I limiti di reddito lordo annuo sono fissati a 40.000 euro per i nuclei monocomponenti e a 60.000 euro per quelli composti da due o più persone. Ammessi i contratti ordinari a canone libero e concordato; esclusi i contratti transitori e chi ha già ricevuto altri contributi pubblici per l’affitto.
L’intervento rientra nel Piano straordinario per la Casa Accessibile e punta a sostenere una fascia sempre più esposta al costo della vita: giovani dipendenti, precari, autonomi, ricercatori, apprendisti, tirocinanti e lavoratori al primo impiego, compresi profili essenziali per la città come personale sanitario, insegnanti e addetti ai trasporti.
Intervento immediato
Secondo l’Assessore al Bilancio Emmanuel Conte la misura rappresenta un intervento immediato per aiutare chi oggi fatica a sostenere il costo dell’affitto e al tempo stesso un investimento sull’attrattività di Milano.

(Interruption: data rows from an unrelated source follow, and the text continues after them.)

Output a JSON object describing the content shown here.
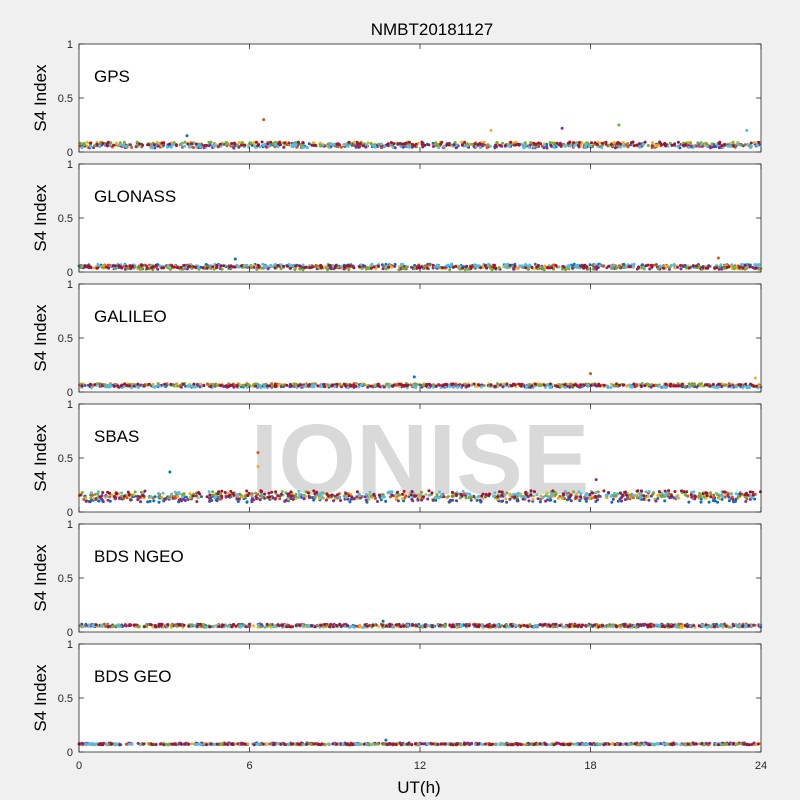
{
  "chart_data": {
    "type": "scatter",
    "title": "NMBT20181127",
    "xlabel": "UT(h)",
    "ylabel": "S4 Index",
    "xlim": [
      0,
      24
    ],
    "xticks": [
      "0",
      "6",
      "12",
      "18",
      "24"
    ],
    "ylim": [
      0,
      1
    ],
    "yticks": [
      "0",
      "0.5",
      "1"
    ],
    "watermark": "IONISE",
    "watermark_panel": 3,
    "colors": [
      "#0072BD",
      "#D95319",
      "#EDB120",
      "#7E2F8E",
      "#77AC30",
      "#4DBEEE",
      "#A2142F"
    ],
    "panels": [
      {
        "label": "GPS",
        "baseline": 0.06,
        "spread": 0.035,
        "outliers": [
          [
            3.8,
            0.15
          ],
          [
            6.5,
            0.3
          ],
          [
            14.5,
            0.2
          ],
          [
            17.0,
            0.22
          ],
          [
            19.0,
            0.25
          ],
          [
            23.5,
            0.2
          ]
        ]
      },
      {
        "label": "GLONASS",
        "baseline": 0.045,
        "spread": 0.03,
        "outliers": [
          [
            5.5,
            0.12
          ],
          [
            22.5,
            0.13
          ]
        ]
      },
      {
        "label": "GALILEO",
        "baseline": 0.06,
        "spread": 0.025,
        "outliers": [
          [
            11.8,
            0.14
          ],
          [
            18.0,
            0.17
          ],
          [
            23.8,
            0.13
          ]
        ]
      },
      {
        "label": "SBAS",
        "baseline": 0.14,
        "spread": 0.06,
        "outliers": [
          [
            3.2,
            0.37
          ],
          [
            6.3,
            0.55
          ],
          [
            6.3,
            0.42
          ],
          [
            18.2,
            0.3
          ]
        ]
      },
      {
        "label": "BDS NGEO",
        "baseline": 0.055,
        "spread": 0.025,
        "outliers": [
          [
            10.7,
            0.1
          ]
        ]
      },
      {
        "label": "BDS GEO",
        "baseline": 0.075,
        "spread": 0.01,
        "outliers": [
          [
            10.8,
            0.11
          ]
        ]
      }
    ]
  }
}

Per l’assessore all’Edilizia Residenziale Pubblica Fabio Bottero, il provvedimento amplia gli strumenti messi a disposizione dei giovani lavoratori per restare in città e costruire qui il proprio percorso personale e professionale. Le domande saranno gestite con il supporto di ‘Milano abitare’ e valutate in ordine cronologico fino a esaurimento delle risorse. L’avviso pubblico sarà pubblicato a breve sul sito del Comune di Milano.